Several things bugged me.
First, most of the linguistic and etymological profundities Brown shared (sinister coming from Latin for the left side, being symbolically connected to the feminine side, etc.) just weren’t all that obscure. Pretty common knowledge, in fact.
Second, the level of complexity of the clues along the trail were far more fit for an old SierraQuest video game than the greatest mystery of the Western World. Mirrored English script? Anagrams, for God’s sake? And the final mystery, the code to the second cryptex (about the Rosy orb and seeded womb) was unbelievably easy. I figured out the puzzle as soon as the computer spit out the “Isaac Newton” clue. The symmetry of the apple symbolism (on many levels…apples are taxonomically related to roses, being members of Rosaceae, with five petals, yadda yadda yadda) was just too ripe (pardon the expression) not to be the truth.

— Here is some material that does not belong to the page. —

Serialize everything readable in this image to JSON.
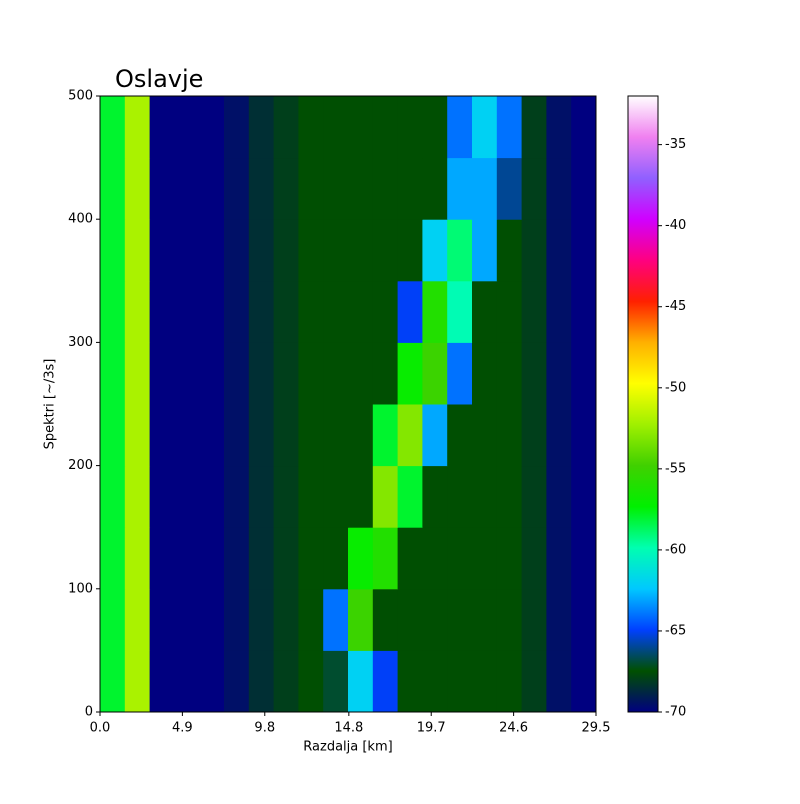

Third, the history as presented was thoroughly tampered with. I know, not surprising for a work of fiction, but I would have thought that with the veneer of authenticity specifically asserted in the beginning of the book, Brown would have been more careful how he bent the facts. The hinge around which the entire story revolves, that the Templars “most definitely found something” during their dig at the Temple of Herod, appears to be fabrication. Every history of the Order I’ve ever read states that either nothing is known about the Templar dig, or that they quit after a decade in frustration. Also, while I can certainly buy that Urban III and King Phillipe were conniving, desperate bastards, I have a hard time believing that their motivations arose from anything deeper than the fact that the Templars were in fact richer than either the Vatican or the Throne at the time of their rather diabolical decaptitating strike. You’ll have to forgive me for that. I also recently giggled my way through Shlain’s absurd and unconvincing The Alphabet and the Goddess, so perhaps I’m not in the “mood” to listen favorably to how femininity has been ruthlessly and intentionally suppressed for millennia.

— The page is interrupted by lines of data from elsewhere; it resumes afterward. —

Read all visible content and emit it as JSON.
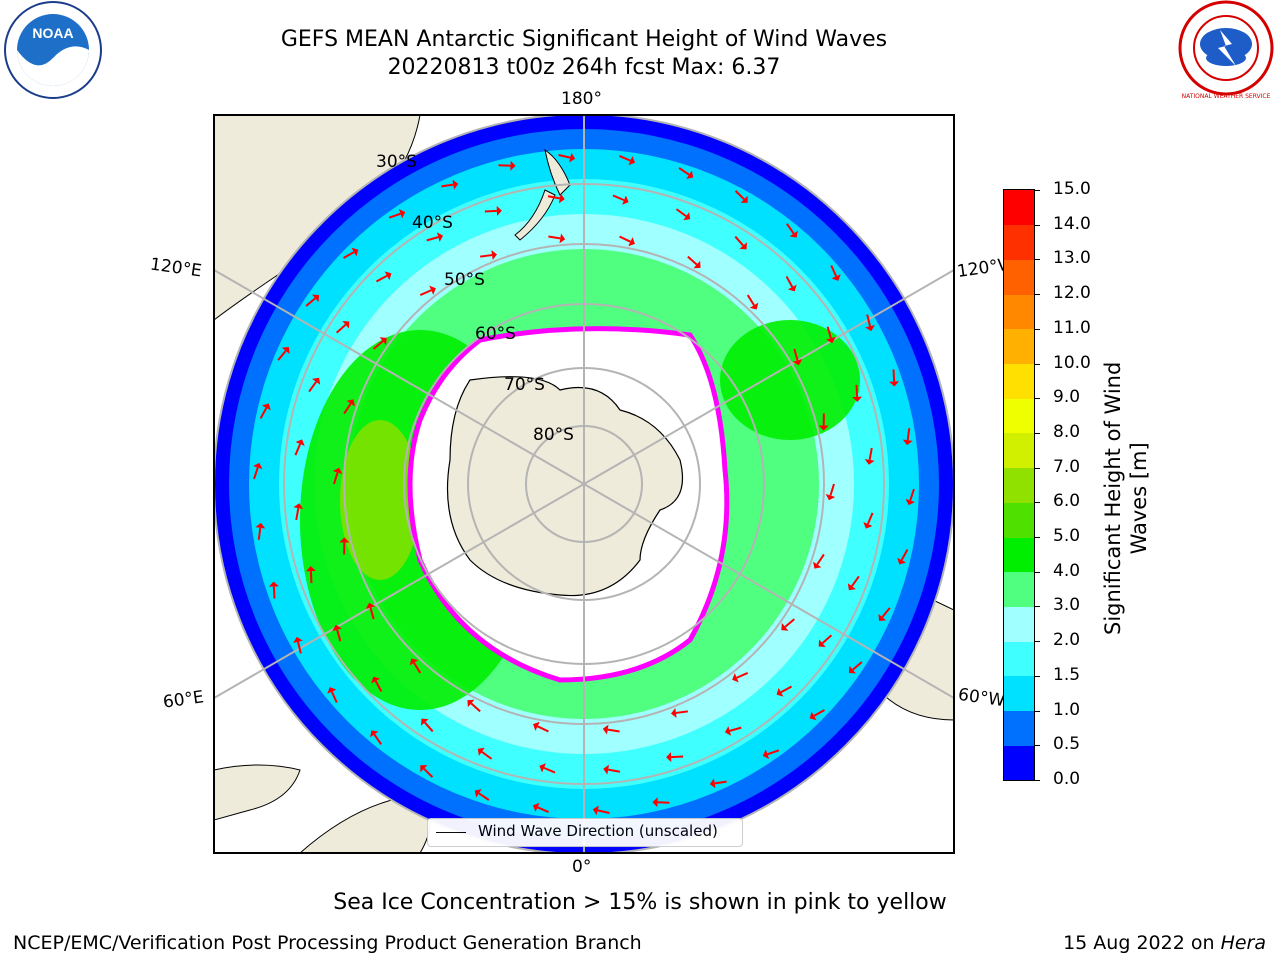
{
  "title_line1": "GEFS MEAN Antarctic Significant Height of Wind Waves",
  "title_line2": "20220813 t00z 264h fcst   Max: 6.37",
  "logos": {
    "left": "NOAA",
    "right": "NATIONAL WEATHER SERVICE"
  },
  "map": {
    "lon_labels": {
      "top": "180°",
      "bottom": "0°",
      "upper_left": "120°E",
      "upper_right": "120°W",
      "lower_left": "60°E",
      "lower_right": "60°W"
    },
    "lat_labels": [
      "30°S",
      "40°S",
      "50°S",
      "60°S",
      "70°S",
      "80°S"
    ],
    "legend_text": "Wind Wave Direction (unscaled)",
    "colors": {
      "land": "#efebdb",
      "arrow": "#ff0000",
      "grid": "#b4b4b4",
      "ice_edge": "#ff00ff"
    }
  },
  "colorbar": {
    "label_line1": "Significant Height of Wind",
    "label_line2": "Waves [m]",
    "ticks": [
      "0.0",
      "0.5",
      "1.0",
      "1.5",
      "2.0",
      "3.0",
      "4.0",
      "5.0",
      "6.0",
      "7.0",
      "8.0",
      "9.0",
      "10.0",
      "11.0",
      "12.0",
      "13.0",
      "14.0",
      "15.0"
    ],
    "colors": [
      "#0000ff",
      "#0070ff",
      "#00e0ff",
      "#40ffff",
      "#a0ffff",
      "#50ff80",
      "#00ee00",
      "#50e000",
      "#90e000",
      "#d0f000",
      "#f0ff00",
      "#ffe000",
      "#ffb000",
      "#ff8800",
      "#ff6000",
      "#ff3000",
      "#ff0000"
    ]
  },
  "note": "Sea Ice Concentration > 15% is shown in pink to yellow",
  "footer_left": "NCEP/EMC/Verification Post Processing Product Generation Branch",
  "footer_date": "15 Aug 2022 on ",
  "footer_machine": "Hera"
}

Fourth, and perhaps this is just me, since I’m fascinated with religious symbolism myself, but the whole secret of the Grail wasn’t all that tough to figure out, and after that, it was just a matter of satisfying my curiosity about how the story would end. As soon as Brown started talking about the “chalice” being a symbol for something else, my little theological mind pinged, “Aha! Chalice! Cup! Vagina! Either 1) Jesus was a chick, or 2) Jesus got somebody pregnant.”
Ding. Ding. Ding.
Then I went back to thinking about vaginas for a minute.

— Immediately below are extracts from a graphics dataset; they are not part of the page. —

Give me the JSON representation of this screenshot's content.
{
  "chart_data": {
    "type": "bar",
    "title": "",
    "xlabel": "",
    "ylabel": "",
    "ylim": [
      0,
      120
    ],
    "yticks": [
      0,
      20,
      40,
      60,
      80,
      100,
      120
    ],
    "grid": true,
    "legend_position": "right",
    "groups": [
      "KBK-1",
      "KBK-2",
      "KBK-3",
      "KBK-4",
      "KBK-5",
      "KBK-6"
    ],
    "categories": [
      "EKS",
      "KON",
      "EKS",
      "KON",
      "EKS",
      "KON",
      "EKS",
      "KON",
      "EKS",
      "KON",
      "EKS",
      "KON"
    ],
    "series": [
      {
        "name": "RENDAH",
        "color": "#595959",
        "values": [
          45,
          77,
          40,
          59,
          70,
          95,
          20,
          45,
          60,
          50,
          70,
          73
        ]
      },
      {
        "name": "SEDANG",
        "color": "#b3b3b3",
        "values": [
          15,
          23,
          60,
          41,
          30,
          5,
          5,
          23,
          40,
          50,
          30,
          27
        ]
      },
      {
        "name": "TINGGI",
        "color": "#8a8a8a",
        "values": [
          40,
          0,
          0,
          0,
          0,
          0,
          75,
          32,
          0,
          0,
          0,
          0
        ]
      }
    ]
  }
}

One little bit of playfulness I did rather enjoy came at the end of the book, however. When Marie and Langdon were discussing the Grail, Marie, tolerantly amused, asks, “Why is it that men simply cannot let the Grail rest?” This is amusing on several levels. It’s a veiled reference to male sexuality. Why can’t men stop chasing the “Grail,” or the female genitalia? Also, it’s a doubly veiled reference to ancient symbolism, and I have a hard time believing that two people so steeped in ancient magical lore as the female keeper of the Grail and the Harvard symbologist who just tracked it down are not aware of the ultimate male mystical role. We are represented by the sword…the blade…the phallus. We are that which seeks to penetrate the female veil of mystery, that which thrusts until the mystery lay exposed before us.
And if the Grail is the ultimate female mystery, then all us horny males must figure it’s the ultimate mystical and metaphorical fuck. That’s why men will never let the Grail rest.